Quelle attente vis-à-vis de l’opposition plurielle ?

Nous lançons un appel à toute la classe politique togolais et au delà à tous les Togolais de comprendre que le Togo est arrivé à une étape de son histoire où les intérêts partisans doivent être tus pour qu’on puisse considérer désormais l’intérêt supérieur de ce peuple. Ce qui va dans l’intérêt du peuple doit être priorisé. Donc qu’il s’agisse de la classe politique, qu’il s’agisse de la société civile, toutes les forces vives de la nation doivent quand même arriver à réaliser que nous n’avons plus une autre issue que de prioriser l’intérêt supérieur de ce peuple. Au delà de tout et précisément à la classe politique de l’opposition togolaise, nous dirons que cette classe politique togolaise a fait de son mieux pendant plusieurs décennies, elle a quand même eu un certain nombre de résultat sur des plans donnés mais nous pensons que le moment est venu, pour que nous puissions également réfléchir et changer de paradigmes. Les Sentinelles de la République estiment que la lutte politique pour l’alternance et la démocratie renforcée dans notre pays est arrivée à un moment où des paradigmes doivent être changés.
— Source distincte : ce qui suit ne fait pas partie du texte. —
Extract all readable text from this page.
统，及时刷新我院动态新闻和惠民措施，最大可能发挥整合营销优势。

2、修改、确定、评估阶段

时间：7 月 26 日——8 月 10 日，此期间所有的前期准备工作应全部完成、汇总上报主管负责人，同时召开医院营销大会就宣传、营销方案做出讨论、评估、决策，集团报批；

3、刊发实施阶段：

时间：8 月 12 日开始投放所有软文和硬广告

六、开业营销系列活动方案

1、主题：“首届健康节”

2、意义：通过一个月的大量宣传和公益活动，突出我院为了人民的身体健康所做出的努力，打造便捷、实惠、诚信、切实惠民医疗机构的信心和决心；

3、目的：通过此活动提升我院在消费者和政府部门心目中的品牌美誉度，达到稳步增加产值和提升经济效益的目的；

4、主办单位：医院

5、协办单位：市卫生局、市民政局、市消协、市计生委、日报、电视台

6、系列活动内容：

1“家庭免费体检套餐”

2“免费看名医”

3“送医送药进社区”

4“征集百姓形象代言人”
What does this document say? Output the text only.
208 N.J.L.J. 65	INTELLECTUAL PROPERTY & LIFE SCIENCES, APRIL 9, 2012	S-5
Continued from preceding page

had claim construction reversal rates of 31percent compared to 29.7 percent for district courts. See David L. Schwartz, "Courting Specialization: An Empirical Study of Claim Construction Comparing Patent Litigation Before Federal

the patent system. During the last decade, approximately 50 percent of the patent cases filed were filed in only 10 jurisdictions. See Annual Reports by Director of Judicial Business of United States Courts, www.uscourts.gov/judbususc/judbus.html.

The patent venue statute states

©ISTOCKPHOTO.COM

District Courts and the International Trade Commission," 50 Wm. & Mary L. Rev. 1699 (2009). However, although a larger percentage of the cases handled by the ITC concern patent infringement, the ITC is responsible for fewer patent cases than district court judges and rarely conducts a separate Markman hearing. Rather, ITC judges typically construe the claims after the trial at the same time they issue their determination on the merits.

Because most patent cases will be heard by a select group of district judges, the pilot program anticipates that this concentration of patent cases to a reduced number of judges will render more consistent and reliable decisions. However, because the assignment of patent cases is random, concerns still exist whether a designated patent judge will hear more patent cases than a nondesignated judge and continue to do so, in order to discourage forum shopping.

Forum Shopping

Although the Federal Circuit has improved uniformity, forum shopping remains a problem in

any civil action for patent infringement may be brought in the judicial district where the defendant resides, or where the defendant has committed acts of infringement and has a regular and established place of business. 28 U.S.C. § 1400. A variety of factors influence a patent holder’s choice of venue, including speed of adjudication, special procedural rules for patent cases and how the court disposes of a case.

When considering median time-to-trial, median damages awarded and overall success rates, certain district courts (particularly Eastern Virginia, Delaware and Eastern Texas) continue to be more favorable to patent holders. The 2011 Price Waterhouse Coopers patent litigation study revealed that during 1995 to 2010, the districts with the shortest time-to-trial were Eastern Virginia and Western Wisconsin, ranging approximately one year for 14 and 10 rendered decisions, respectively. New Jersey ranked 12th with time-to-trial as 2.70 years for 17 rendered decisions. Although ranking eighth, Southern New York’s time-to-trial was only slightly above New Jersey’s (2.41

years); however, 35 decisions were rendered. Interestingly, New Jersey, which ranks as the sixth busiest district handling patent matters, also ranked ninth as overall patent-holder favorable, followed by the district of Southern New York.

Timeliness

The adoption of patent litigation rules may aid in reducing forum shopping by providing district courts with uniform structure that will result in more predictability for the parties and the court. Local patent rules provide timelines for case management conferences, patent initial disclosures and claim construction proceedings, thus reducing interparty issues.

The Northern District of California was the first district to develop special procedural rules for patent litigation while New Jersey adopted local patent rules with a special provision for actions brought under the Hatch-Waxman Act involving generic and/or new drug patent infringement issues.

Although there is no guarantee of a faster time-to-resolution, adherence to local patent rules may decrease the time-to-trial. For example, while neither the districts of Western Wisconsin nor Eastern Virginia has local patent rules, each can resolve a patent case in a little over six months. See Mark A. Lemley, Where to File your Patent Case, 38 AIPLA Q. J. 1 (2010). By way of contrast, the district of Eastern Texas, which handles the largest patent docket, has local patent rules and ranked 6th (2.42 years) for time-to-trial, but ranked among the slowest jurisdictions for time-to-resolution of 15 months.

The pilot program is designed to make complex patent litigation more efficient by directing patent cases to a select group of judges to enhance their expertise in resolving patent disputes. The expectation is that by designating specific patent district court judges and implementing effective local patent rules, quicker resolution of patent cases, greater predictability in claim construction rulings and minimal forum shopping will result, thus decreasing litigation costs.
Qu’est-ce qui sera donc fait sur le terrain, pour rapprocher les bords et obtenir l’adhésion de tous ?
Nous avons commencé à partager la vision par rapport au concept Le Togo d’abord, nous avons commencé à rencontrer les organisations de jeunes qui font d’ailleurs parties du mouvement ""Les Sentinelles de la République"", ensuite nous allons vers d’autres corps de métier, les regroupements de jeunes, les réunions de quartiers, les meetings, les petites réunions, en tout cas pour sensibiliser, conscientiser les jeunes, les éveiller sur leurs rôles patriotiques et politiques, en ce moment précis de l’histoire politique de notre pays et au delà de cela, nous ciblons également les responsables politiques vers qui nous allons, pour leur expliquer que le problème togolais, surtout l’imbroglio là qui semble s’éterniser ne fait que du tort à la jeunesse, parce que cette jeunesse représente près de 70% de la population togolaise et lors que nous parlons des questions de dividende démographique, c’est cette jeunesse qui doit être également considérée et nous leur disons de faire de leur mieux pour que désormais, pour que l’intérêt de cette jeunesse, donc de cette majorité au niveau de la population togolaise soit quand même pris en compte dans leurs calculs politiques. Autant donné tout simplement, laisser tomber ces calculs politiques et aller vers l’essentiel. Le débat n’est plus dans les calculs politiques mais le débat aujourd’hui est au niveau de la politique responsable.